Subtract current year from Year_Birth.
Transform the date customer enrolled (“Dt_Customer”) into “Enrollment_Length”
It is similar to the one above but with the addition of extracting the year part from the date feature.
Transform currency (“Income”) into numbers (“Income_M$”)
This involves four steps:
- Clean data by removing characters “, $ .”
- Substitute null value to 0
- Convert string into integer
- Scale down the numbers into the million dollar format, which helps with visualizing the data distribution.
And on and on.
Not many of Excel’s three-quarters of a billion users have even these basic programming chops. But any one of them could type in a simple request in ordinary English and Chat Data Prep will do the heavy lifting of data transformation. It even provides a preview of your results so you can check that the output is what you wanted. Akkio claims that Chat Data Prep results in a 10-fold reduction in the time it takes to prepare data for analysis.

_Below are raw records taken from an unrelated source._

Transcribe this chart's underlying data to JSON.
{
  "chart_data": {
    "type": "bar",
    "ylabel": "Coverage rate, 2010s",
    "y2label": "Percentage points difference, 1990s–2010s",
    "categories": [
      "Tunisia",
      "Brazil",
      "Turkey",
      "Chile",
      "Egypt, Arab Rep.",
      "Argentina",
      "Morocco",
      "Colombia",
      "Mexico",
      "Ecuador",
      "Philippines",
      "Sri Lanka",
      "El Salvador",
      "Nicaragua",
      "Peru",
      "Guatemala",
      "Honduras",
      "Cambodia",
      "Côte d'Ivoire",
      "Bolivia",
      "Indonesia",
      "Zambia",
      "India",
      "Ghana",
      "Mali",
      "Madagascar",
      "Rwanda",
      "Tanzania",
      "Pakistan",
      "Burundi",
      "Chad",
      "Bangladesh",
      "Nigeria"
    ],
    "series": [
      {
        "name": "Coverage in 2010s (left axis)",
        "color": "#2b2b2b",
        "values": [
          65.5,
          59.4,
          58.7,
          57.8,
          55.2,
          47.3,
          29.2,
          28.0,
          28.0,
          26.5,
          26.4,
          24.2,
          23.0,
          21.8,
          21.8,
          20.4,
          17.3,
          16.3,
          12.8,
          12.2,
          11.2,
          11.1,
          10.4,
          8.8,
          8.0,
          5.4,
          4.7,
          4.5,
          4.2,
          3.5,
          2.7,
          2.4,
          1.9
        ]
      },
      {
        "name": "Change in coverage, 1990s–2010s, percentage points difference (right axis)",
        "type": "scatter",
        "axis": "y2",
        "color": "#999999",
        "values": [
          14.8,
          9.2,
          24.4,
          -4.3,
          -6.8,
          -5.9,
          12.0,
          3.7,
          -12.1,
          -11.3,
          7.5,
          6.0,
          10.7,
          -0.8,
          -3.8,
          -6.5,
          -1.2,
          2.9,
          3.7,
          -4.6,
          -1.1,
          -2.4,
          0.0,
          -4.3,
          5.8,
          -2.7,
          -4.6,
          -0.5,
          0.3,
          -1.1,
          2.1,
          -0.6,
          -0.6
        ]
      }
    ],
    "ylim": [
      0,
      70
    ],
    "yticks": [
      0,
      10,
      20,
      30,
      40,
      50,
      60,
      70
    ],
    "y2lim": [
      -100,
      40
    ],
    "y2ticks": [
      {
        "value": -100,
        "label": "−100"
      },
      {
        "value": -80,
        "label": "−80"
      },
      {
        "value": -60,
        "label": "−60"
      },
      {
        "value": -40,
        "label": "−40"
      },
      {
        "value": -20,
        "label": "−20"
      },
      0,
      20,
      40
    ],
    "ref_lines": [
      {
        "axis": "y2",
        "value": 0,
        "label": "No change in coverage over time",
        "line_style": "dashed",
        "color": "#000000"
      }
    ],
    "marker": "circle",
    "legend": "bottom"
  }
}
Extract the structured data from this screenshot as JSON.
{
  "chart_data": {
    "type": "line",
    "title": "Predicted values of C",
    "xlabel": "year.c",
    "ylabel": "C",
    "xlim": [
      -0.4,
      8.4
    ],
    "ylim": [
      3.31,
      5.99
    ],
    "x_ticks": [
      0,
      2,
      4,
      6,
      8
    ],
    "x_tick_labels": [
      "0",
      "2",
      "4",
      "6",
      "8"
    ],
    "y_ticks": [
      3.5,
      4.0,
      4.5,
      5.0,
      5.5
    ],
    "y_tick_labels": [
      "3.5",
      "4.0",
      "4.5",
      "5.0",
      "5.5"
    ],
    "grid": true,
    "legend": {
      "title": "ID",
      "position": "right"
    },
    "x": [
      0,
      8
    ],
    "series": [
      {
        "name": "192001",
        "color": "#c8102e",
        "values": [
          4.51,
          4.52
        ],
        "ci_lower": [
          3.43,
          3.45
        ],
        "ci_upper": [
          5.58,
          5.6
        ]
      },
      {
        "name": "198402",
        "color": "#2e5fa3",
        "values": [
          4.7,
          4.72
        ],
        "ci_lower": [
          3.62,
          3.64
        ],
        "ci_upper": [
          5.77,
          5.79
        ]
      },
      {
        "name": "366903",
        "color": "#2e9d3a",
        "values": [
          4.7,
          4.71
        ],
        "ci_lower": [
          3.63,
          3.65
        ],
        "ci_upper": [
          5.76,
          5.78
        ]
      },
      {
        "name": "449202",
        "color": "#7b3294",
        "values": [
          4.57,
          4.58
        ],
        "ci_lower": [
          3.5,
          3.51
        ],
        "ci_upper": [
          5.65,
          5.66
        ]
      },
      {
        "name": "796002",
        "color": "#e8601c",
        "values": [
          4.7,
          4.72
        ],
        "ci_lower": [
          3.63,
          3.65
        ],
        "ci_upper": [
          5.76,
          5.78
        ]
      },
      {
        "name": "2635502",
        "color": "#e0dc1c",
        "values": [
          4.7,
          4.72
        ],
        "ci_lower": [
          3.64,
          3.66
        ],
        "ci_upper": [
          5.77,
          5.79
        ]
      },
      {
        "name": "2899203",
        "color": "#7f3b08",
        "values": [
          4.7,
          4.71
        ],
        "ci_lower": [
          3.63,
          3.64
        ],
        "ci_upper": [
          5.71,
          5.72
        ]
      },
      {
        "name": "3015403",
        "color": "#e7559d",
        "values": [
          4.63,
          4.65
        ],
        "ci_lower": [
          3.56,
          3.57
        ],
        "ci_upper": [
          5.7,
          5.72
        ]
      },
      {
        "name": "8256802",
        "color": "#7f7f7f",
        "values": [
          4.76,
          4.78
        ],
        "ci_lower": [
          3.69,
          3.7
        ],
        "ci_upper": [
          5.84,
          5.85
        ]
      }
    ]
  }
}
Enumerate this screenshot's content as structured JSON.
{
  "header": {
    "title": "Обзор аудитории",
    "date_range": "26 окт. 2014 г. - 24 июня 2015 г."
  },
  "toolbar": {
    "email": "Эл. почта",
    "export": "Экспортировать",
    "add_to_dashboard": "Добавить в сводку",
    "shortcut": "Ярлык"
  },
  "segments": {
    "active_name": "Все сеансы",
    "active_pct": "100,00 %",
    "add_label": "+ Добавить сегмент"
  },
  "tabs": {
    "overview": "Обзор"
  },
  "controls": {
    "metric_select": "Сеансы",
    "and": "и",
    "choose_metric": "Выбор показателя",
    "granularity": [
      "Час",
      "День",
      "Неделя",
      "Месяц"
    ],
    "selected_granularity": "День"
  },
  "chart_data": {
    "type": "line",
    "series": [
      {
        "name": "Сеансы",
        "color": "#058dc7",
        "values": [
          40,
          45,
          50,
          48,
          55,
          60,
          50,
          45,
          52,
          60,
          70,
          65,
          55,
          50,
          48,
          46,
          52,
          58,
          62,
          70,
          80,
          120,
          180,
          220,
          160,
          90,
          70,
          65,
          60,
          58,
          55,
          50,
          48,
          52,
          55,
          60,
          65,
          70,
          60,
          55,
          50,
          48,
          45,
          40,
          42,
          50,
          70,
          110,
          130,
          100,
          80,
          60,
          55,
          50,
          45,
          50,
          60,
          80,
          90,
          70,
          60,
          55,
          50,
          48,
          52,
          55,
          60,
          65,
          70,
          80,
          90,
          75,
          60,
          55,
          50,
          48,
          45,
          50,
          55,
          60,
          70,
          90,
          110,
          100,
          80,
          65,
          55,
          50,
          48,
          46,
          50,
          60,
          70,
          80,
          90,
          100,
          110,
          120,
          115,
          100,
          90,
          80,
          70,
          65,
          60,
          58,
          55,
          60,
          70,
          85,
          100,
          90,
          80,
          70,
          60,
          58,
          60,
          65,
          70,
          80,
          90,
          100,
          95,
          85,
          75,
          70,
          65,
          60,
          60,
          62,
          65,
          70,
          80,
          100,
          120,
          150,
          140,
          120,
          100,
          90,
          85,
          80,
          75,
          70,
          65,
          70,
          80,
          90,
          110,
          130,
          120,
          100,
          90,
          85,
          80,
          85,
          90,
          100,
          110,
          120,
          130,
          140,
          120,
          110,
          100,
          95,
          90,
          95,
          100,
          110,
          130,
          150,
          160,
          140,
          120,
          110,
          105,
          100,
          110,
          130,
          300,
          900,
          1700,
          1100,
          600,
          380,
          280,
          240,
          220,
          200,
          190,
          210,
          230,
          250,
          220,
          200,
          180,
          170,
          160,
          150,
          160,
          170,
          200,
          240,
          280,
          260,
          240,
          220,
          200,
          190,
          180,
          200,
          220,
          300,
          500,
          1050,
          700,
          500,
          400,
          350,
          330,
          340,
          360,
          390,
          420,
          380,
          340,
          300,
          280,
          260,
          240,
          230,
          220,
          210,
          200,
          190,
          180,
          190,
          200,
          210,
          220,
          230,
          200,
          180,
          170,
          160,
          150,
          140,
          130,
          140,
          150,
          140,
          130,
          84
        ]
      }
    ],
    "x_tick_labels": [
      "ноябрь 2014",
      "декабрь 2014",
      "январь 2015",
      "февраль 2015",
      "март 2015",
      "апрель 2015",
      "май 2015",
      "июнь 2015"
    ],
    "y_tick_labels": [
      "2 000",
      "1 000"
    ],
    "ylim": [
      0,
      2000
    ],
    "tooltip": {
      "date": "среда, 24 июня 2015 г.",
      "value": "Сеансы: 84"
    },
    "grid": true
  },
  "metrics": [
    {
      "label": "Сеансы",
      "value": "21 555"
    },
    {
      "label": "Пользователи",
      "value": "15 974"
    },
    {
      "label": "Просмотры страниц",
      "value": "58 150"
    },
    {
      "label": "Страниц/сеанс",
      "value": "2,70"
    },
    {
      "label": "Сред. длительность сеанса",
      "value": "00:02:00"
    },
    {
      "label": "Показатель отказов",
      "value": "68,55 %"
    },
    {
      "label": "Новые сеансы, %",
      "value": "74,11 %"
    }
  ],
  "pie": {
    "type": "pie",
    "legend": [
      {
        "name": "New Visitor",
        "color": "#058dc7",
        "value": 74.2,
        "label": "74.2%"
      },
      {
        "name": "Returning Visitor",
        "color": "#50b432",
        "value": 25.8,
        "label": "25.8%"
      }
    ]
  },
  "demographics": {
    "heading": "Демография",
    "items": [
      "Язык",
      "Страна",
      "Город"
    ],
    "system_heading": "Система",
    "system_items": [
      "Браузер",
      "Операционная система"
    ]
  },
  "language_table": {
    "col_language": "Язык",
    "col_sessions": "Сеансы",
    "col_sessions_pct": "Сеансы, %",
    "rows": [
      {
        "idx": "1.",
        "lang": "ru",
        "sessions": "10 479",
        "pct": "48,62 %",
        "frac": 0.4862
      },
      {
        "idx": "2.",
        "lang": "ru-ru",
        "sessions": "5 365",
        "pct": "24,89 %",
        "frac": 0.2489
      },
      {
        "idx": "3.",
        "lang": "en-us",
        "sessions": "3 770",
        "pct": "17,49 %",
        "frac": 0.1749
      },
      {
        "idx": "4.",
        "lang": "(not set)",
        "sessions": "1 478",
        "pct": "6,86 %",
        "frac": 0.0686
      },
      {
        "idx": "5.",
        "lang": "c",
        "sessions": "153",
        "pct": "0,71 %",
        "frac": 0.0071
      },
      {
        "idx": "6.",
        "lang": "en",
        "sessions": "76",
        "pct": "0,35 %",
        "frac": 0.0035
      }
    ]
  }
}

With Chat Data Prep, users can reformat dates, perform time-based math operations, and even fix messy data fields with a simple conversational command.
Making data analysis more accessible, efficient, and accurate is one of the mundane magic tricks that AI makes increasingly possible, quietly and behind the scenes. ChatGPT will get the headlines, but your Excel users just might do the heavy lifting of machine learning transformation within the enterprise.